Abstract

Diastole can be divided into four phases: isovolumic relaxation, early filling, diastasis, and atrial systole. The amount of LV filling that occurs during each of these phases depends on myocardial relaxation, the passive characteristics of the LV, the characteristics of the left atrium, pulmonary veins, and mitral valve, and the heart rate. When diastolic function is normal, the net effect of these factors results in an LV filling sufficient to produce an adequate cardiac output, while mean pulmonary venous pressure is maintained below 12 mm Hg. In the absence of systolic dysfunction, abnormal diastolic performance is usually due to abnormal relaxation and/or changes in the passive LV characteristics. Invasive studies can quantitate the rate of myocardial relaxation and the LV diastolic pressure-volume relation. More recently, RNA and Doppler echocardiography have been used to noninvasively evaluate diastolic performance by determining the pattern of LV diastolic filling. At rest, most LV filling occurs early in diastole. Conditions that produce diastolic dysfunction, such as LV hypertrophy and ischemia, are associated with reduced early diastolic filling and an augmented importance of atrial systole. It is important to recognize that such patterns can occur in patients who do not have clinically apparent diastolic dysfunction and in normals. Furthermore, a normal pattern can occur in patients who have severe diastolic dysfunction.

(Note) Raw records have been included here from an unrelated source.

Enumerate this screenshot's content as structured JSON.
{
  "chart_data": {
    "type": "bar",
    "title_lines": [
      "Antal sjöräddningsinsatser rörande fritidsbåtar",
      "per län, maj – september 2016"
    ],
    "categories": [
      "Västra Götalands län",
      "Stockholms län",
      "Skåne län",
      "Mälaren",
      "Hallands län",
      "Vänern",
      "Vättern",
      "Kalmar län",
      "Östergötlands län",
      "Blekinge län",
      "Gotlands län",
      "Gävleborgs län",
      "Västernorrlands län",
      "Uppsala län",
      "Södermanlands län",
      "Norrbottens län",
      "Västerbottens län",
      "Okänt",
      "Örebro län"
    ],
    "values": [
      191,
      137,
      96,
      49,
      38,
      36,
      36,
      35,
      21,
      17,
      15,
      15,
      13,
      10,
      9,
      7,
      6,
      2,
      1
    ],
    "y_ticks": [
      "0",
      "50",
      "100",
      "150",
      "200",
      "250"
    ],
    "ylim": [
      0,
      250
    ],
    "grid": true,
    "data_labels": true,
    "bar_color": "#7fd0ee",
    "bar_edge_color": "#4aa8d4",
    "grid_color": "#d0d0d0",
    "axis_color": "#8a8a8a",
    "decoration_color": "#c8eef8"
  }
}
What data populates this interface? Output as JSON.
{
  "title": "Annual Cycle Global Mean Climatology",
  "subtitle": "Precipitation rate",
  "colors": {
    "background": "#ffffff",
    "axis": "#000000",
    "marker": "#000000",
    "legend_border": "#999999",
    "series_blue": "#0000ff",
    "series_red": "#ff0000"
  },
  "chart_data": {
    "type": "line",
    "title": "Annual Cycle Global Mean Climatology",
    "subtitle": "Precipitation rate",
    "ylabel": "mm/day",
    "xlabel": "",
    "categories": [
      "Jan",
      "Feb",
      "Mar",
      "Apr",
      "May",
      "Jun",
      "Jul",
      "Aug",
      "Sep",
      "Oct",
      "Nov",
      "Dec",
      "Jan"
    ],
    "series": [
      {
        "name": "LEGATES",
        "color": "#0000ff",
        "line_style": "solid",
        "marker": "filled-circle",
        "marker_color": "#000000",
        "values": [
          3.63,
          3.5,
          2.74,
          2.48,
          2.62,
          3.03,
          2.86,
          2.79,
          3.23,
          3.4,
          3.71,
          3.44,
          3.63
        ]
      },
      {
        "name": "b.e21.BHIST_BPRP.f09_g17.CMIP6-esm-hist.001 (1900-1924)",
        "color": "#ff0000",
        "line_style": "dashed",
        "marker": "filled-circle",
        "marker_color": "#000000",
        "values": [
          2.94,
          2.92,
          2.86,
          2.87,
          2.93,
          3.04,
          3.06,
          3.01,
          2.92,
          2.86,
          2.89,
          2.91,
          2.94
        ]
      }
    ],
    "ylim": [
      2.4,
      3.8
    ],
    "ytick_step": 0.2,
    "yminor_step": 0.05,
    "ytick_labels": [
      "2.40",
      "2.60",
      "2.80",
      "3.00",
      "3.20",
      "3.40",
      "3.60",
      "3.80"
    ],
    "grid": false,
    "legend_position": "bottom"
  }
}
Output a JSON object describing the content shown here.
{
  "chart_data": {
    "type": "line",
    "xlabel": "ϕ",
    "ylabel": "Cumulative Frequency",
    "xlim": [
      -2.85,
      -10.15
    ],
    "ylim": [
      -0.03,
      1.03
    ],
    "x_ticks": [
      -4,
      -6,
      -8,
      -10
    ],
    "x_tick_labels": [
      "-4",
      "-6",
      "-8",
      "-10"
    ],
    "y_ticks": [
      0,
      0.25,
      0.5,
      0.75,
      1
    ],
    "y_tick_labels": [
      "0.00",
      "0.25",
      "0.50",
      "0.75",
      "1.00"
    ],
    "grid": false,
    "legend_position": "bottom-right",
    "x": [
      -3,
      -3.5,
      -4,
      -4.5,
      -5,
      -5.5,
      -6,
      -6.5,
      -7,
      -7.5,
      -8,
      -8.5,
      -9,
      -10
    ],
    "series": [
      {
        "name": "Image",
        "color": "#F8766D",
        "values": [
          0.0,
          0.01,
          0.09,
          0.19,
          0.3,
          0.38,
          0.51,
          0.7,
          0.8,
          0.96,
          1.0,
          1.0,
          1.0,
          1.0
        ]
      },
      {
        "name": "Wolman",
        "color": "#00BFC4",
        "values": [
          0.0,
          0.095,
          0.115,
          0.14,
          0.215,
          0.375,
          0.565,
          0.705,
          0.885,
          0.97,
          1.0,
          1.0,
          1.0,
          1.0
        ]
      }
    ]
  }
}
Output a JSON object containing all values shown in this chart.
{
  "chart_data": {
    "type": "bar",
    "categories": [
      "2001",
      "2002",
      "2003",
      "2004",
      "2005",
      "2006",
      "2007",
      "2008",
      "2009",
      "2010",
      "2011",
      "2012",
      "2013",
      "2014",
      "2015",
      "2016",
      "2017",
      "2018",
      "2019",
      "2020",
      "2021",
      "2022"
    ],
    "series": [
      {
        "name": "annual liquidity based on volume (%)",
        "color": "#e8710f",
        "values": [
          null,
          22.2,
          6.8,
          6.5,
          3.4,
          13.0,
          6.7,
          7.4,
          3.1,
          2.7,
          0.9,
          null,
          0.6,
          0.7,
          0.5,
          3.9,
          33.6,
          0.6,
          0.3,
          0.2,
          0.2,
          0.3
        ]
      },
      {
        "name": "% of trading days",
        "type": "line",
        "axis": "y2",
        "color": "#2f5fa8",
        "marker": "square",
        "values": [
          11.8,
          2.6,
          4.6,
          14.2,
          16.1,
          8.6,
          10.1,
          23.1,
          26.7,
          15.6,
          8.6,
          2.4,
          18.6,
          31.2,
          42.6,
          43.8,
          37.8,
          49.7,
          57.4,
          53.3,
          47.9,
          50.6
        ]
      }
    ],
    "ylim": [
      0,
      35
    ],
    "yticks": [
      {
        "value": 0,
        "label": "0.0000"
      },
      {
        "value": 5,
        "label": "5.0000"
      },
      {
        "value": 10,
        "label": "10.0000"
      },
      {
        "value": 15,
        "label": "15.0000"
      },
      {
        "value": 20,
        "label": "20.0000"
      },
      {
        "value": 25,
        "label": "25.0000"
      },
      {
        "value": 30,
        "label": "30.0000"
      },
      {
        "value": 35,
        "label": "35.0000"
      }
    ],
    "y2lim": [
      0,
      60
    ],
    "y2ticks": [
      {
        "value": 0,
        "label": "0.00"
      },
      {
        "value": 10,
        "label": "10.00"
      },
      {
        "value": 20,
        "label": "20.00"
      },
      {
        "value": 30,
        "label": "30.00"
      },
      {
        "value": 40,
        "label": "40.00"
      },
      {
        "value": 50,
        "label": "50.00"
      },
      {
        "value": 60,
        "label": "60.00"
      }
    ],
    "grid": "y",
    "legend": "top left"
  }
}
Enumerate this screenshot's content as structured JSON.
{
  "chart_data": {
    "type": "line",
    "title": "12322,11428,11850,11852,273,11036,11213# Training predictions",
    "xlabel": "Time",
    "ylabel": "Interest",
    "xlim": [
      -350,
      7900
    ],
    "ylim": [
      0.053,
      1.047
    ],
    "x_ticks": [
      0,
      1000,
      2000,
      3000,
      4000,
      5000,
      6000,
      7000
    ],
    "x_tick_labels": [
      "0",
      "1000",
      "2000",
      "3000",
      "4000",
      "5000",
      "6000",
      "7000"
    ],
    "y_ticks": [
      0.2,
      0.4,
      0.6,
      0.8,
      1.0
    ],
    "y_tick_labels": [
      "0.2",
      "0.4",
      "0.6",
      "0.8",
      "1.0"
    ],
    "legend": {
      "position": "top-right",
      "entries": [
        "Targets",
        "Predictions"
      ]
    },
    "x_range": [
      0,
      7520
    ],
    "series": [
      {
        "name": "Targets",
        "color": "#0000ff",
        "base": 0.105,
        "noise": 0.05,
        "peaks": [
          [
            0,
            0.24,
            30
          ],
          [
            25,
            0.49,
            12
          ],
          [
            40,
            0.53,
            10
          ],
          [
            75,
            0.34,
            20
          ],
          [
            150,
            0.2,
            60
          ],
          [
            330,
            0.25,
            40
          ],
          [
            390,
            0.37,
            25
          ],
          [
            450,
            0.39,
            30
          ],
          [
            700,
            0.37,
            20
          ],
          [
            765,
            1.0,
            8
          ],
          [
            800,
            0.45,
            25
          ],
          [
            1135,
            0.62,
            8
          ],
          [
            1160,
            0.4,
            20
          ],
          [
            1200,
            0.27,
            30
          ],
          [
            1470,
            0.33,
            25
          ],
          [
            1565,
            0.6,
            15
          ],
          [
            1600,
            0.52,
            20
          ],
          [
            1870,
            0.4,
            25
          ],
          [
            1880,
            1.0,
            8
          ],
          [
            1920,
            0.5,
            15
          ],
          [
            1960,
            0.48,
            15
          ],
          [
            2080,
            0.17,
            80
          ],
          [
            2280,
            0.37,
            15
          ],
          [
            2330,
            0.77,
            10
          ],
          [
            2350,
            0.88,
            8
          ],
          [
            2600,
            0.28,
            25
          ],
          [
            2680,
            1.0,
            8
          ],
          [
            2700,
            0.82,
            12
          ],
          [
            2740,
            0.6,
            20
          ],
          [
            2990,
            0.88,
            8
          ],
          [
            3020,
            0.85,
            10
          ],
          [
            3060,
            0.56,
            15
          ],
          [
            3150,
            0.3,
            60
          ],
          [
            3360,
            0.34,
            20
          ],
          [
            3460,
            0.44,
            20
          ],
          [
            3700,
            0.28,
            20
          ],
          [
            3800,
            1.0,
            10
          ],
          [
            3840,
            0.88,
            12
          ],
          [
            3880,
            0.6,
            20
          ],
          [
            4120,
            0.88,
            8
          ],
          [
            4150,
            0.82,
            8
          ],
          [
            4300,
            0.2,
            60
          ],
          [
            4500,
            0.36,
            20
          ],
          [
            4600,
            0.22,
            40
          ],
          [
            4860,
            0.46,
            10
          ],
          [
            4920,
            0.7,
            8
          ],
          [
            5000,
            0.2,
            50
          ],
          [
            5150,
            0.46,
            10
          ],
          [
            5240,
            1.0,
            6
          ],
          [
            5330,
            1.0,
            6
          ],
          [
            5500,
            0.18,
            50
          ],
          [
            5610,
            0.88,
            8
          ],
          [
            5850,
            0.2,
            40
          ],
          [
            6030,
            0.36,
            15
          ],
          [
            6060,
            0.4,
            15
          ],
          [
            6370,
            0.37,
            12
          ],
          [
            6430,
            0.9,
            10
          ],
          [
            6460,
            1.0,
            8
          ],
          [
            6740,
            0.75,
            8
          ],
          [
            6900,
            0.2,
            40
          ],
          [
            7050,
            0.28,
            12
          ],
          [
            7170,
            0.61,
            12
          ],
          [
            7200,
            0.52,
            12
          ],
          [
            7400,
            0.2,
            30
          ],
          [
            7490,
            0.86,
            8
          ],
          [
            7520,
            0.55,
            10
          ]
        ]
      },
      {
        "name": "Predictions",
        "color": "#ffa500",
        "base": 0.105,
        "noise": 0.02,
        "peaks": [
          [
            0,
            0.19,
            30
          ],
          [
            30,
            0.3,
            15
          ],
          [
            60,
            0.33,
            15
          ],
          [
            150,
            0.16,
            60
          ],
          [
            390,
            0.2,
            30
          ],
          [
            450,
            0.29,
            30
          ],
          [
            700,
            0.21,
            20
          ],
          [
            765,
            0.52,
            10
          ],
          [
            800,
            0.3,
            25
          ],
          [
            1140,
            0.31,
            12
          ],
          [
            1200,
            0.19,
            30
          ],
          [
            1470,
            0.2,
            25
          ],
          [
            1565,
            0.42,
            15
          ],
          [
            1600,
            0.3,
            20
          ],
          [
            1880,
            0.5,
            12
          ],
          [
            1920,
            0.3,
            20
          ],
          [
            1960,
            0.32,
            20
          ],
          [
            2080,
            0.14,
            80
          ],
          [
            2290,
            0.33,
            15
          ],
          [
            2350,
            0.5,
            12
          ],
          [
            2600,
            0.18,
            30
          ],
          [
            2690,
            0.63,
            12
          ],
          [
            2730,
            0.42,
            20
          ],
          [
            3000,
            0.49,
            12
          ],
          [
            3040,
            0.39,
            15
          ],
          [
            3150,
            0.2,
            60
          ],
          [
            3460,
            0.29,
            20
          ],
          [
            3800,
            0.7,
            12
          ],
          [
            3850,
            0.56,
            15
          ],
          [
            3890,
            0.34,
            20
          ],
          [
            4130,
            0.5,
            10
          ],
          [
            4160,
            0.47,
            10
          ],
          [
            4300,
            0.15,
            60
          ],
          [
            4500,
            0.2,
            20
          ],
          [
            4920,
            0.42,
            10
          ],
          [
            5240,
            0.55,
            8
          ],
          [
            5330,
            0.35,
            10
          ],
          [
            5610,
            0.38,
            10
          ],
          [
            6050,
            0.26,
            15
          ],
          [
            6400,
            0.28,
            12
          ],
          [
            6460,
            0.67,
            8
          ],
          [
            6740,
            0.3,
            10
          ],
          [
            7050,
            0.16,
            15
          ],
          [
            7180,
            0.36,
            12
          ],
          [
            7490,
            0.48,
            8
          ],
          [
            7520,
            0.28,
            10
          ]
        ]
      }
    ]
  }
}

A reduced early diastolic filling, in the absence of pulmonary congestion, indicates the loss of diastolic reserve, since the left atrium is being used as a booster pump. This pattern of diastolic filling in a patient who has symptoms of pulmonary congestion may suggest diastolic dysfunction, even if the systolic LV performance is normal. Since diastolic filling of the LV results from a complex interplay of factors, it is unlikely that a single, easily interpreted index of LV diastolic performance will ever be developed. However, the recent development of a noninvasive evaluation of the pattern of LV diastolic filling by RNA or Doppler echocardiography is an important advance. When interpreted with an understanding of the determinants of LV filling and the patient's clinical status, these noninvasive tests can contribute to the rational assessment of LV diastolic performance.